Another way to speak towards the greater possibilities I can vaguely see is to speak in terms of what I called the Primordial Universe, the manifestion of the truths God chose for Creation, the truths from which He shaped this world and will shape the world of the resurrected. I’ve spoken of the Primordial Universe as an absolutely infinite ocean, a seething ocean of seeming chaos, of randomness. Think of a random number as a fact. Think also of random events as facts.

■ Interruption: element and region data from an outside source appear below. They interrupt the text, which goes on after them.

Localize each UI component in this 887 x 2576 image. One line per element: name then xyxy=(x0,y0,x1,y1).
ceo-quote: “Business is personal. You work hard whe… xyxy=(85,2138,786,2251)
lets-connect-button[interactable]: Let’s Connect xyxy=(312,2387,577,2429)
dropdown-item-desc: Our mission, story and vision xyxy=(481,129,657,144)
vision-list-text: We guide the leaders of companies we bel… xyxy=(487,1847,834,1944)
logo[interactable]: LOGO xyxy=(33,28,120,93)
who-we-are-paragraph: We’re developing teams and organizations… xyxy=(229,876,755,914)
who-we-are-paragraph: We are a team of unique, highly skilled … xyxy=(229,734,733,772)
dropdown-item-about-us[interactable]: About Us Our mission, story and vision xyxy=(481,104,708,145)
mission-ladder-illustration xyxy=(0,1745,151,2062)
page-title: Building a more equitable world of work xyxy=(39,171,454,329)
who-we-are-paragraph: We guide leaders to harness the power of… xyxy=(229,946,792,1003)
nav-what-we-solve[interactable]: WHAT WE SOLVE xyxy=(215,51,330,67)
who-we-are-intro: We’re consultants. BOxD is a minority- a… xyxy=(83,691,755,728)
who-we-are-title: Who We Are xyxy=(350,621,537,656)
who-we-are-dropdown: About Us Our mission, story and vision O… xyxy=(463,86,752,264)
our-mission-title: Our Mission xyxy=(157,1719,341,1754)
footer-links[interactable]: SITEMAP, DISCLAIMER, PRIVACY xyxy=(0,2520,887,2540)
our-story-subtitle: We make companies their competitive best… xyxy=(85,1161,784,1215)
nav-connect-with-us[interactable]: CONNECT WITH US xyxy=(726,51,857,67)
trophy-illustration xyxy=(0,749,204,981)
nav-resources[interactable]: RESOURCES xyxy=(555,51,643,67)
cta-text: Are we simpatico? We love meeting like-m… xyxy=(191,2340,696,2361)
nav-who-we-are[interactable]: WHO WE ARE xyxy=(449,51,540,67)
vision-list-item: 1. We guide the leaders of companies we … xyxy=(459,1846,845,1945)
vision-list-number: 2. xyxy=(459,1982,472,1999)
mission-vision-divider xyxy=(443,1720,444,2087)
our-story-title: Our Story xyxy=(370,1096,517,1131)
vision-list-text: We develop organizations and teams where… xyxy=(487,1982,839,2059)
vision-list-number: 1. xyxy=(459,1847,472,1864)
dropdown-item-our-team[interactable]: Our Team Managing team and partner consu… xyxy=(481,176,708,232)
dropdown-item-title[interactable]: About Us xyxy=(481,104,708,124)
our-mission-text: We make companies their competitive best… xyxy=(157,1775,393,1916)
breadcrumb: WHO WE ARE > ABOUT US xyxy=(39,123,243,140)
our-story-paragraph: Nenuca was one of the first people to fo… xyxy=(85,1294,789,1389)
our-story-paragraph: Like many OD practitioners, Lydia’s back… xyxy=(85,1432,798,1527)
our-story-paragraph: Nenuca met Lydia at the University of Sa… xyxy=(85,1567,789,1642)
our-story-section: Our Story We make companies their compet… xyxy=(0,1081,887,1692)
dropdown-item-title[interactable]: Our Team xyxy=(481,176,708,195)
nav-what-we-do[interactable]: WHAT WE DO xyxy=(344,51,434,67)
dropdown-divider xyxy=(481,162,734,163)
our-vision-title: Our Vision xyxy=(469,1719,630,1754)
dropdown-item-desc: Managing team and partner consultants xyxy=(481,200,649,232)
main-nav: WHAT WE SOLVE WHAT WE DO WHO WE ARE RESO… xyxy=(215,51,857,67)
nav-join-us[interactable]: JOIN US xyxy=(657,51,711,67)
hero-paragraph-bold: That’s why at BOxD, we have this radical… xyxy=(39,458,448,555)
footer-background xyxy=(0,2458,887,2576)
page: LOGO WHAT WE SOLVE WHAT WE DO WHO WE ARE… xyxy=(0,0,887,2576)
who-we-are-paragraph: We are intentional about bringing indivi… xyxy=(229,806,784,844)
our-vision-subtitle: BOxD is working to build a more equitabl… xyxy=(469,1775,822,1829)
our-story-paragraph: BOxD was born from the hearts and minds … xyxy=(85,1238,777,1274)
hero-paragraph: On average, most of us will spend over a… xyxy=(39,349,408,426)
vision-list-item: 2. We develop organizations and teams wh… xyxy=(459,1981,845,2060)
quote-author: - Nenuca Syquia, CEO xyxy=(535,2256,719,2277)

Islands of organized being rise out of that seething ocean of pure created being, of manifested truths. Islands of things made of what we know as matter and moved about by energy. And then there are fields. So long as we move about only on the surfaces of those islands or view only the surface of that ocean, we remain in the realm of appearances. We don’t account for modern science and what it has discovered of what lies underneath thing-like being. And nearly all metaphors and analogies work in that realm of phenomena, relating island to another island, palm tree to brush, land to ocean. They work horizontally. That was appropriate when the stuff from which things are made was seen as permanent in its nature. Even Christians who believed in a Creation from nothing and an end-of-times still thought of the stuff of water and rocks existing in that stable form from beginning to end. Water and rocks were immutable substances and not the results of developmental processes. It took an act of God to bring the stuff of things into existence or to destroy them to nothingness and God, of course, created water and rocks directly.

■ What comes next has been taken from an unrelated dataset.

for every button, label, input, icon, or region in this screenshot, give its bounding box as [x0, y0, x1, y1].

But I see all created being as the results of Thomistic acts-of-being and thus the creation of the stuff of things and the collapse of that same stuff into nothingness is happening at each and every instant of time in all of Creation — or at least in phases of Creation where time as we know it exists. Things in this world, in this phase of God’s Creation, and the stuff of which those things are made do have their horizontal relationships, but there is a fundamental ‘vertical-ness’ which goes right back to the most ‘raw’ stuff of Creation — the manifestation of the truths which God chose for Creation. I call that manifestation the ‘Primordial Universe’.

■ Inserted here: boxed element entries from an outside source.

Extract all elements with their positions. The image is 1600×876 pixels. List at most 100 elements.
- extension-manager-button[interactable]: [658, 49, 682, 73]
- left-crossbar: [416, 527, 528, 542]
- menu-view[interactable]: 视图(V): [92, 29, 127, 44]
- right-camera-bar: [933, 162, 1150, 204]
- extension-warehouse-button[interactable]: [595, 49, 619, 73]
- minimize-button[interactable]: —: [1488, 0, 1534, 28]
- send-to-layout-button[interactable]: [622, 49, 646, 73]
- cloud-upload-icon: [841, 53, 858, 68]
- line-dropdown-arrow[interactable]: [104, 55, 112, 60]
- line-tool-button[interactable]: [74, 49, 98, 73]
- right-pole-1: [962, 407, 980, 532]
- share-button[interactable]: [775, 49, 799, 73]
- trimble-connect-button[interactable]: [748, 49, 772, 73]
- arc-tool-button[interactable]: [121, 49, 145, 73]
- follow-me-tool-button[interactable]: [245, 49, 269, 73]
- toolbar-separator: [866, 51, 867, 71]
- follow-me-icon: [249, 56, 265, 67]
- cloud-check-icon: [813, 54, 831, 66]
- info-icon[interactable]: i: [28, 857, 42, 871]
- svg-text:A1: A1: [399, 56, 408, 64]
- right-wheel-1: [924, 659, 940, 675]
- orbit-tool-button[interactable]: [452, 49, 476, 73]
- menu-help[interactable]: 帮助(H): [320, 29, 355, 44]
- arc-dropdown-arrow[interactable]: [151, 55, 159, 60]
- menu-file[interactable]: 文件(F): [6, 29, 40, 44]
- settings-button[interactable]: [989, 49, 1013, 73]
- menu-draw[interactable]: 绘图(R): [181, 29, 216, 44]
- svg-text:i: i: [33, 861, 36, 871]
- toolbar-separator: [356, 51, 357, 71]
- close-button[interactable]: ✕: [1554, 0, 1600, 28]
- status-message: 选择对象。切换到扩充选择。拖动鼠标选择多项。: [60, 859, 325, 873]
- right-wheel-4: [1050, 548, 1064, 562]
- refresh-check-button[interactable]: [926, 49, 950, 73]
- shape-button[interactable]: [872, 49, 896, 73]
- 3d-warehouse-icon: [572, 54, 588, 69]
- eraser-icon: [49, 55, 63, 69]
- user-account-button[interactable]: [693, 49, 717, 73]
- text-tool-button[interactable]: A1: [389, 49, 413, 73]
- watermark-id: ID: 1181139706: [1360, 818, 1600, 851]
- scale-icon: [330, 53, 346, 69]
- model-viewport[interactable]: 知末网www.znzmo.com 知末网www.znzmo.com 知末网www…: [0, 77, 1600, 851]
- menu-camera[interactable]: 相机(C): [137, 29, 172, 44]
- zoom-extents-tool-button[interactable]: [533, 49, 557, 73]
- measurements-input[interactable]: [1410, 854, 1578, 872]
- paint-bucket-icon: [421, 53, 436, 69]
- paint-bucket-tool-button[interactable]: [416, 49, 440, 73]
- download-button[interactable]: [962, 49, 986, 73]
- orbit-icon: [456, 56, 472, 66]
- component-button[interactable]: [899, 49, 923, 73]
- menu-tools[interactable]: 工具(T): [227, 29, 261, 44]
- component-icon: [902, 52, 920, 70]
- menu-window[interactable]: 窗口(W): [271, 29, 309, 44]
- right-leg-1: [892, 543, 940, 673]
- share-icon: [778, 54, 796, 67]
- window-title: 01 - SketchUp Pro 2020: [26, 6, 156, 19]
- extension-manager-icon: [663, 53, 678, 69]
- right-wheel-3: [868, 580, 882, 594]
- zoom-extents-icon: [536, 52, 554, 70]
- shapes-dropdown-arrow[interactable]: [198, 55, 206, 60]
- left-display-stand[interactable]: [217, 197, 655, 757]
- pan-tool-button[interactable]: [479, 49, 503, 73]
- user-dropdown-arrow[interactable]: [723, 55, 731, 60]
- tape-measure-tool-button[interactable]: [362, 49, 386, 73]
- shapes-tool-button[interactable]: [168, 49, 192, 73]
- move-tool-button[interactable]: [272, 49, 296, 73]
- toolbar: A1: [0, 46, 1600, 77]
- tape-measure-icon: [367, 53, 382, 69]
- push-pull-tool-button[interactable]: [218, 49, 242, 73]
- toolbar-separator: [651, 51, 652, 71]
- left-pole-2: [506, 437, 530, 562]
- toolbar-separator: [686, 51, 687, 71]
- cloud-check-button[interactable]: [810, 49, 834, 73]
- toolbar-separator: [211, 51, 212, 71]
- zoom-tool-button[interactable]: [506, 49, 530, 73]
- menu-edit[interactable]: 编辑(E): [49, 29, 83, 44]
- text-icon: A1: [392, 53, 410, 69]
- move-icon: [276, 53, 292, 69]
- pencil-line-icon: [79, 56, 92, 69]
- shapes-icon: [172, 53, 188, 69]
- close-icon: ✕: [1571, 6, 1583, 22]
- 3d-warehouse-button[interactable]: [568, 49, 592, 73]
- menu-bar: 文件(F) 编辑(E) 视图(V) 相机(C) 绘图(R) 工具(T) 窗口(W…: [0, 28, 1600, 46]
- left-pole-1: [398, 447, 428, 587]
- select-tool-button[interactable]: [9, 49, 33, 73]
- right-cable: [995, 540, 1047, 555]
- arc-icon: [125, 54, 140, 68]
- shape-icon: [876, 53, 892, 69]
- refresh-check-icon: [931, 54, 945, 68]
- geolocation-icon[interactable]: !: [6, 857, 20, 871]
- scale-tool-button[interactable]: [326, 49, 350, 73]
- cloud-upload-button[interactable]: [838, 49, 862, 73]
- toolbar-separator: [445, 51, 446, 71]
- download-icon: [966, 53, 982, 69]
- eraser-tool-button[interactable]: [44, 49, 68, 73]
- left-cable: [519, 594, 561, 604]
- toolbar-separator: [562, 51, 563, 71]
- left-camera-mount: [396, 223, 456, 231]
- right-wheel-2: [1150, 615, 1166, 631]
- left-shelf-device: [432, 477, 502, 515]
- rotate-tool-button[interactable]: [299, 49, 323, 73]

Modern physics and mathematics force a movement of the sort I’m describing — towards abstraction. Neuroscience and other fields are experimenting with various ways of moving more deeply into being. In any case, my current interest is in that sort of a physics-like movement towards abstraction for the understanding of fundamental aspects of being which are of direct importance to the understanding in turn of human nature and especially of the human mind. For example, we need a better understanding of causation before we can understand moral freedom. What we don’t need is an abstraction from concrete being but rather an abstraction which explores certain aspects of concrete being, such as the soul-like and mind-like aspects of a human being. In other words, an understanding of the possibilities of moral freedom isn’t to be found in the phenomenological events that are the chemical events of our nervous systems. Those possibilities lie in the chain of relationships which tie the physical human being to the fundamental or abstract levels of created being. At the same time, we must realize we won’t be able to deal with those relationships or even realize what they are unless we have good understandings of those chemical events in the human nervous system.
We should bear in mind that these more abstract aspects of being and of human being, though inherent in some sense, do not reach any maturity by necessary events. They develop in an organic way just as our brains and skeletal muscles do, a way that might not start at all and — if started — can go awry in various ways. Yet, it’s remarkable that so many paths of development, such as that of St. Francis of Assisi or that of Albert Einstein, can result in a human being with mature ‘abstract’ aspects, soul-like or mind-like or whatever.